The Ministry of Finance in Ontario is following up on its 2024 consultation on the role of pharmacy preferred provider networks (PPNs) in the employer-sponsored drug insurance sector with the publication of two potential policy options for regulating the use of pharmacy PPNs.

The consultation is open until July 28, 2025.

“Either option may require legislative or regulatory changes to the insurance or pharmacy related legislation. Should the government decide to proceed with either policy option, the ministry will undertake the necessary analysis to identify direct compliance costs or benefits,” the consultation’s preamble states.
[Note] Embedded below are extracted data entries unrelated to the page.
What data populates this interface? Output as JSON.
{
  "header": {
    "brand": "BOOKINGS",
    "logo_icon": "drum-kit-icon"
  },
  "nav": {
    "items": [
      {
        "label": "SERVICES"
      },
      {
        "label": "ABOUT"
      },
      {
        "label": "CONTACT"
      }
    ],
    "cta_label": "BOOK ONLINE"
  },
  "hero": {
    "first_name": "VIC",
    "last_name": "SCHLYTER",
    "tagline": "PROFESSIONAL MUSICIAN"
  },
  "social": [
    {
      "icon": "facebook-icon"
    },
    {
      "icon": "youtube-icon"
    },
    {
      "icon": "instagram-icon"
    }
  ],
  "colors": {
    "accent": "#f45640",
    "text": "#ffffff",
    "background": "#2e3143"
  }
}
They describe a pharmacy PPN as a contractual agreement between an insurer and pharmacy operators providing discounts, preferential or exclusive access and specialized handling and case management for high-cost medications. The consultation paper, Preferred Provider Networks in Group Insurance Plans discusses both open and closed PPNs.

Four policy objectives 

The four policy objectives outlined include consumer choice, cost and coverage (maintaining affordability by ensuring that regulatory intervention does not impact the cost or affordability of coverage), health outcomes and the support of appropriate competition within the pharmacy sector.

“PPNs intersect both the financial services and pharmacy sectors, which are governed by separate regulatory frameworks. In Ontario, both the insurance and pharmacy sectors are subject to regulation. However there is currently no single regulatory body overseeing both sectors and the regulatory frameworks governing each are significantly different,” they state. “Currently pharmacy PPNs are not directly regulated in Ontario.” 

They continue, saying that under the two different acts governing the pharmacy sector, pharmacies are prohibited from entering into arrangements which limit a person’s choice without their prior written agreement. “However, with PPNs, plan members provide the requisite agreement when enrolling,” they write. “The Insurance Act does not currently contain any provisions regarding pharmacy PPNs.” 

Quebec’s experience 

In looking at other jurisdictions, they say Quebec’s move to ban pharmacy PPNs in 2021 may have led to consolidation of the sector, allegedly leading to higher pharmacy mark-ups. “In the longer term, the government has heard from stakeholders that the legislative ban may unintentionally lead to less competition among pharmacies.” 

The two potential regulatory options proposed include: The any able and willing provider (AAWP) option and the standardized and mandatory exemptions (SME) model.

The AAWP option will mandate that any pharmacy PPN be open to any pharmacy operator willing to meet a PPN’s terms. Insurers and intermediaries would be permitted to use PPNs but would be required to accept any pharmacy operator able and willing to meet such terms.

The SME option, meanwhile, will standardize mandatory exemptions to pharmacy PPNs so plan members can access pharmacies outside of their network. “While SME does not have a precedent in other jurisdictions, this proposed approach is informed by concerns that the government heard during the initial consultation regarding the lack of consistency in existing exemption processes,” they write. “Circumstances under which plan members are exempt from a PPN’s requirements would be standardized and mandated.” 

The consultation paper concludes by asking 18 questions. Among them, they ask if insurers should be required to demonstrate the reasonableness of terms in a PPN and questions how standardized exemptions should be set and by whom. The paper also asks what challenges stakeholders could face in implementing either option.